The Mostly Mozart Festival continued Sunday afternoon with another program of new music – quite literally, as all were world premières – from two more young composers. Tyshawn Sorey, in addition to being a composer, is a jazz instrumentalist and improviser, though the distinction between composer and improviser quickly breaks down in his practice. The first work on the program, Acts II, is written for a sextet of musicians who receive only written instructions instead of notes to guide the execution of the piece. This “handwritten music” is, for Sorey, essential for the creation of a more human connection between performers and the music they play.
I am not sure if I would describe the result as more “human”, whatever that may mean. But the effect of handwritten instructions on the performers is certainly palpable. For one, the musicians’ way of using their bodies is different. The tightness and steely-eyed focus of a modern interpreter fixated on a score is replaced with a much looser and sometimes dreamlike physicality in which performers grope across the span of their instruments, as if feeling their way to the notes they need.
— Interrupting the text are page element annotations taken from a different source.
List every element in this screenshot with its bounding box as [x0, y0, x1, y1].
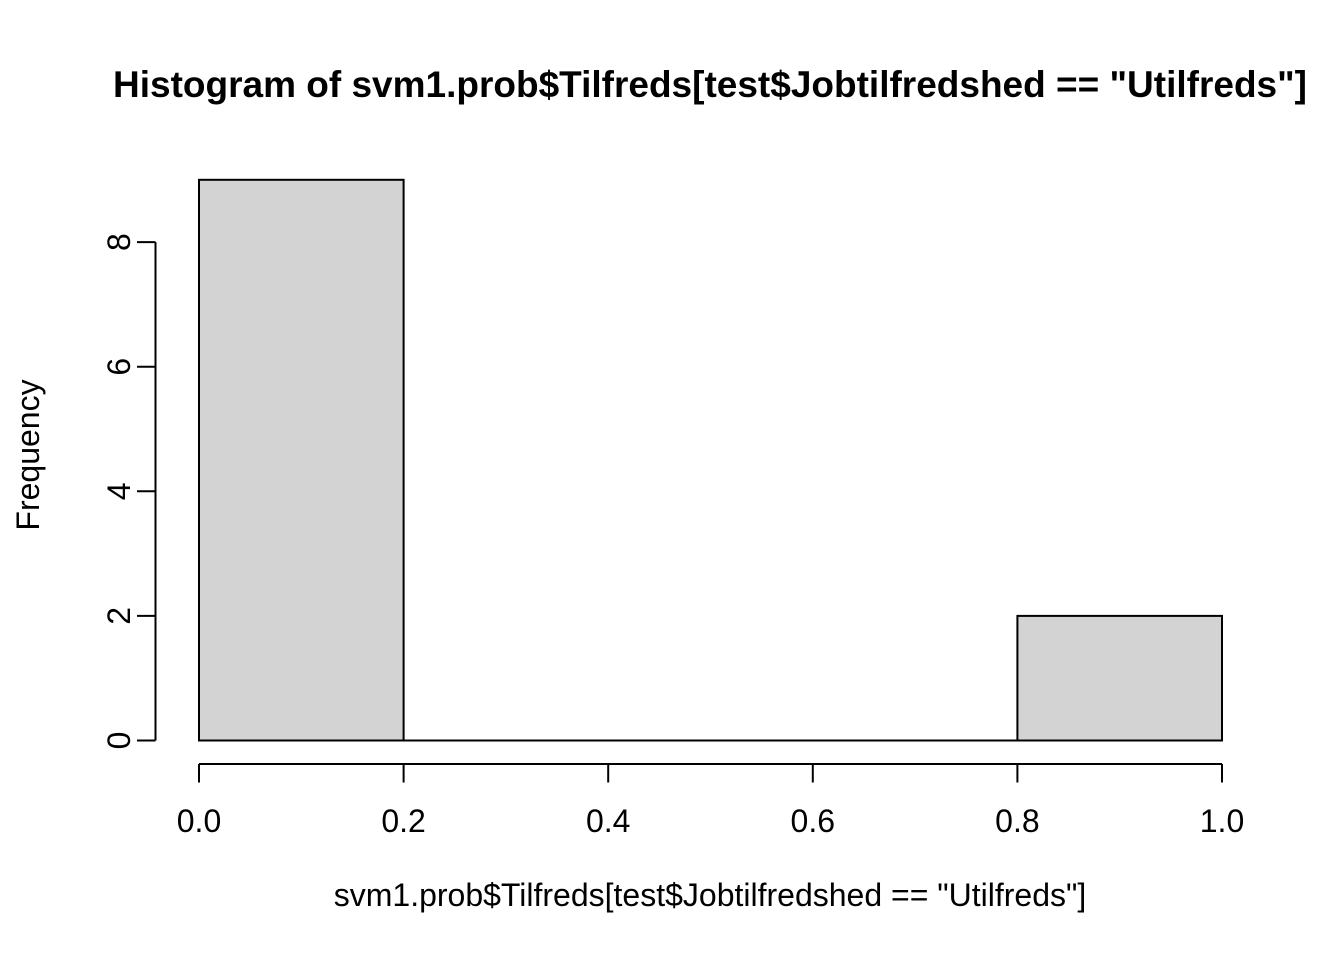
histogram-bar — [198, 178, 405, 742]
plot-generated: 0 2 4 6 8 0.0 0.2 0.4 0.6 0.8 1.0 — [101, 178, 1244, 839]
y-tick-label: 2 — [101, 607, 137, 625]
y-tick-label: 4 — [101, 482, 137, 500]
y-tick-label: 0 — [101, 732, 137, 750]
y-tick-label: 6 — [101, 358, 137, 376]
x-tick-label: 1.0 — [1200, 803, 1244, 839]
histogram-bar — [1016, 614, 1224, 742]
x-tick-label: 0.2 — [381, 803, 425, 839]
x-tick-label: 0.4 — [586, 803, 630, 839]
x-tick-label: 0.8 — [995, 803, 1039, 839]
x-tick-label: 0.0 — [177, 803, 221, 839]
chart-title: Histogram of svm1.prob$Tilfreds[test$Job… — [113, 64, 1307, 105]
x-tick-label: 0.6 — [791, 803, 835, 839]
y-tick-label: 8 — [101, 233, 137, 251]
x-axis-label: svm1.prob$Tilfreds[test$Jobtilfredshed =… — [334, 877, 1087, 913]
y-axis-label: Frequency — [10, 379, 46, 530]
This is most obvious in the cases of the pianist and percussionist, though Sorey’s own improvisations on trombone took greatest advantage of the immediacy between thought and execution that is possible in the absence of notes. Sorey’s performance was a virtuoso achievement of energy and barely restrained wildness – I think he screamed into his trombone a few times – his body and his instrument becoming the core of this otherwise loosely-integrated work. Given a freedom from the dominance of pitch, noise naturally becomes an ascendant category, and Sorey’s performance shows what the possibilities of noise (rather than merely the freedom from pitch) can be.
Sorey’s music is less convincing when it is less propulsively energetic, as when Acts II trails off with a quasi-fughetta, or when his second work, New York/Copenhagen, begins with a rather strange and formalized passage in the violin. It is not that Sorey should stop exploring outside of what he does best, but that the notated and the improvised have yet to find a way to communicate with one another in his music.